Lifelong Learning: Lessons from a Spider

La Machine_48 by ajarl.jpg
La Machine_48 by ajarl (CC BY 2.0)

Many – maybe most – people are not the greatest fans of spiders, so much so that I’m cautious about using images that (hopefully) won’t trigger arachnophobia. They’re not my favourite creature either, but I do owe them my gratitude for a lesson one of their kind once taught me…

When I was a sessional (or casual tutor) at Deakin University’s Geelong Waurn Ponds campus, I shared an office with Tony Chalkley – now my colleague in Deakin’s School of Communication and Creative Arts. We were chatting to each other about some subject long since forgotten when a fairly large arachnid walked slowly across the desk between us. Tony and I just stared at the spider as it passed by, then looked up and stared at each other. We didn’t know what to do. One of us said, ‘Our PhDs don’t prepare us for this…’

I don’t know what happened to that spider (we didn’t touch it), but the point of this blog is that the joke Tony and I shared at that moment has come to exemplify for me a lesson I’ve learnt repeatedly as the years pass by. A student’s studies never fully prepare them for what comes after. For me, my Bachelor of Arts, Honours degree, and the PhD that followed had nothing to do with creative media-making and how that might inform both my research and teaching. I didn’t need to have any kind of online presence beyond the emails I sent and the literary discussion forums I contributed to a handful of times. I didn’t need an ePortfolio of any kind. The gap between the films I made for high school assignments and the videos I made for university teaching was 11 years. The only filming I did during that hiatus was of some of Tiff’s shenanigans. And as I noted in a recent post, those early videos were made in analogue form. Things have changed.

Photograph by Chen, 30 August 2015.

Being a lifelong learner is crucial to anyone’s success in the present; this applies to academics, to people working in industry, and to students. I don’t often gesture to Wikipedia for explanations of key concepts, but the definition formed by its online community is spot on! I recently had a conversation about lifelong learning with a cousin who works in online marketing and public relations for a large Australian company. My cousin emphasised how much trouble she and all of her colleagues have trying to keep up with the ever-changing online world, even while they’re working with social media on a daily basis.
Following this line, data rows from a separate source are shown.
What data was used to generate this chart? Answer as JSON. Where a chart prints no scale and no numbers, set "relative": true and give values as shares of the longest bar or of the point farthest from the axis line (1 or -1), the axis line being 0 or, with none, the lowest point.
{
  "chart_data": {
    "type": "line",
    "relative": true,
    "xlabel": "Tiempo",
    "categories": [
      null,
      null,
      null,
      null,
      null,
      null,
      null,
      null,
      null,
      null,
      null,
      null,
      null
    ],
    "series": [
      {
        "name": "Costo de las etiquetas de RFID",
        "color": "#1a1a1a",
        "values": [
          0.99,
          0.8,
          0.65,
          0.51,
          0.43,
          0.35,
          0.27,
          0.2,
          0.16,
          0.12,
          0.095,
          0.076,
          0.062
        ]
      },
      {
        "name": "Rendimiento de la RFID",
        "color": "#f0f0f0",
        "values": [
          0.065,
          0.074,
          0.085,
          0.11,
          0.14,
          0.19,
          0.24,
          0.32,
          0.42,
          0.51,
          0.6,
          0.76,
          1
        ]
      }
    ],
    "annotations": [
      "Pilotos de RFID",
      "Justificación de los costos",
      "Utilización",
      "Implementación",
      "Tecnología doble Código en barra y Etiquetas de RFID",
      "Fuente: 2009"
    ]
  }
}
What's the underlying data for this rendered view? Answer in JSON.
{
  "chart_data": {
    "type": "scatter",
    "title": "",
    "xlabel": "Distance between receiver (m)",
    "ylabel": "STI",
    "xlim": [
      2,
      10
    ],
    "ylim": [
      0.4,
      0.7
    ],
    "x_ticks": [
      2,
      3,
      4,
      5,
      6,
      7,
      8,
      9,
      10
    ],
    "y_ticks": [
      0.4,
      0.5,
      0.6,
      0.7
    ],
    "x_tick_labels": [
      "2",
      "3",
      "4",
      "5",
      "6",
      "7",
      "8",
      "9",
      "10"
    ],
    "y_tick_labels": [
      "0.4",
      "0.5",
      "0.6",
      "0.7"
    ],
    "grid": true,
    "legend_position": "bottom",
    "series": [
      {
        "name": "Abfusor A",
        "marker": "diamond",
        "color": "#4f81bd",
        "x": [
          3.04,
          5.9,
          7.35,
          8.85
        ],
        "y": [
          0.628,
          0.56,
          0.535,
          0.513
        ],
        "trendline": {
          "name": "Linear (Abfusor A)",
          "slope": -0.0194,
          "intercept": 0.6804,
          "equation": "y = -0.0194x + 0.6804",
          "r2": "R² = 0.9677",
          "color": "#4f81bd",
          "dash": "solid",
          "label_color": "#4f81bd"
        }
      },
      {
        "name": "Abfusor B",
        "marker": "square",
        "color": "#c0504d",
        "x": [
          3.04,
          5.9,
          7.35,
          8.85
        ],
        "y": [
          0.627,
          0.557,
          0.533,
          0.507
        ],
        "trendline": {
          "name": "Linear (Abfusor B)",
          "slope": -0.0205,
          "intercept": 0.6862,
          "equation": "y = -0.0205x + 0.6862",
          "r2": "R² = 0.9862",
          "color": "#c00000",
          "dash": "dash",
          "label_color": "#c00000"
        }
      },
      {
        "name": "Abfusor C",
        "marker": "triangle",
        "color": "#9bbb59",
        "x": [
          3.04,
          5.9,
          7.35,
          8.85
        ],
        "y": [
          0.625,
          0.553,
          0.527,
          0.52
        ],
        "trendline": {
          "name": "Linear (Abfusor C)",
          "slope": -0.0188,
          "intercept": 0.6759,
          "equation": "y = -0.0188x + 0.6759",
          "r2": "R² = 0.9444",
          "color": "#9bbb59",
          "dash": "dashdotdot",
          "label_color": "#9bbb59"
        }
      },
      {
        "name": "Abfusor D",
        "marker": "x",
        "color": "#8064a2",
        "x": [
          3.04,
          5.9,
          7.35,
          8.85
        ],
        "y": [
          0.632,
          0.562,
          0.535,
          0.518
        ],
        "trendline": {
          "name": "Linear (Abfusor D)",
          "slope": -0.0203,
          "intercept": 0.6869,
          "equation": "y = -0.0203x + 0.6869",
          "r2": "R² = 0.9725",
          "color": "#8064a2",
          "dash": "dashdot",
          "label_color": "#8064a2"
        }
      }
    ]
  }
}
For this and for other reasons, my emphasis is always on students ‘learning how to learn’ rather than me teaching them specific technical skills, which in any case might need to be re-learnt when platforms change over time.

Learning-by-doing is the only way to really understand the nuances of digital media practices and processes. Intertwined with this are the important issues of confidence, initiative, and creativity. I often hear students expressing nervousness at the very notion of tweeting or blogging (not to mention the intimidating experiences of podcasting and vlogging). I’ve often seen students only putting in the bare minimum of effort to obtain a credit point. And I’ve often witnessed students conveying self-doubt about their creative potential. A number of students even say ‘I’m not creative at all’ – which is never true of anyone. It was long after my studies were completed that I discovered the Media Studies 2.0 approach and pushed myself out of my comfort zone to upskill and teach in part via YouTube. This very same need to break out of one’s comfort zone applies to students as well.

An outline of some key ideas behind Media Studies 2.0 and a glimpse of the journey my video-making has taken can be found in the video below:

The footage in this video spans four years and I’ve finally got some things (ranging from a more relaxed delivery to a more effective use of YouTube thumbnails) right – or at least better. Learning isn’t always instant; some things might take longer than a week (or even a degree). Most importantly, learning needs to be lifelong. I stressed in another recent blog that sometimes things go wrong, but that doesn’t mean they can’t be valuable experiences. Like another, slightly more famous arachnid attached to a waterspout, the main thing is that learners persevere. Any spider walking across a table has undoubtedly fallen down many times along the way.

Thanks for reading/watching, and good luck with your own online endeavours!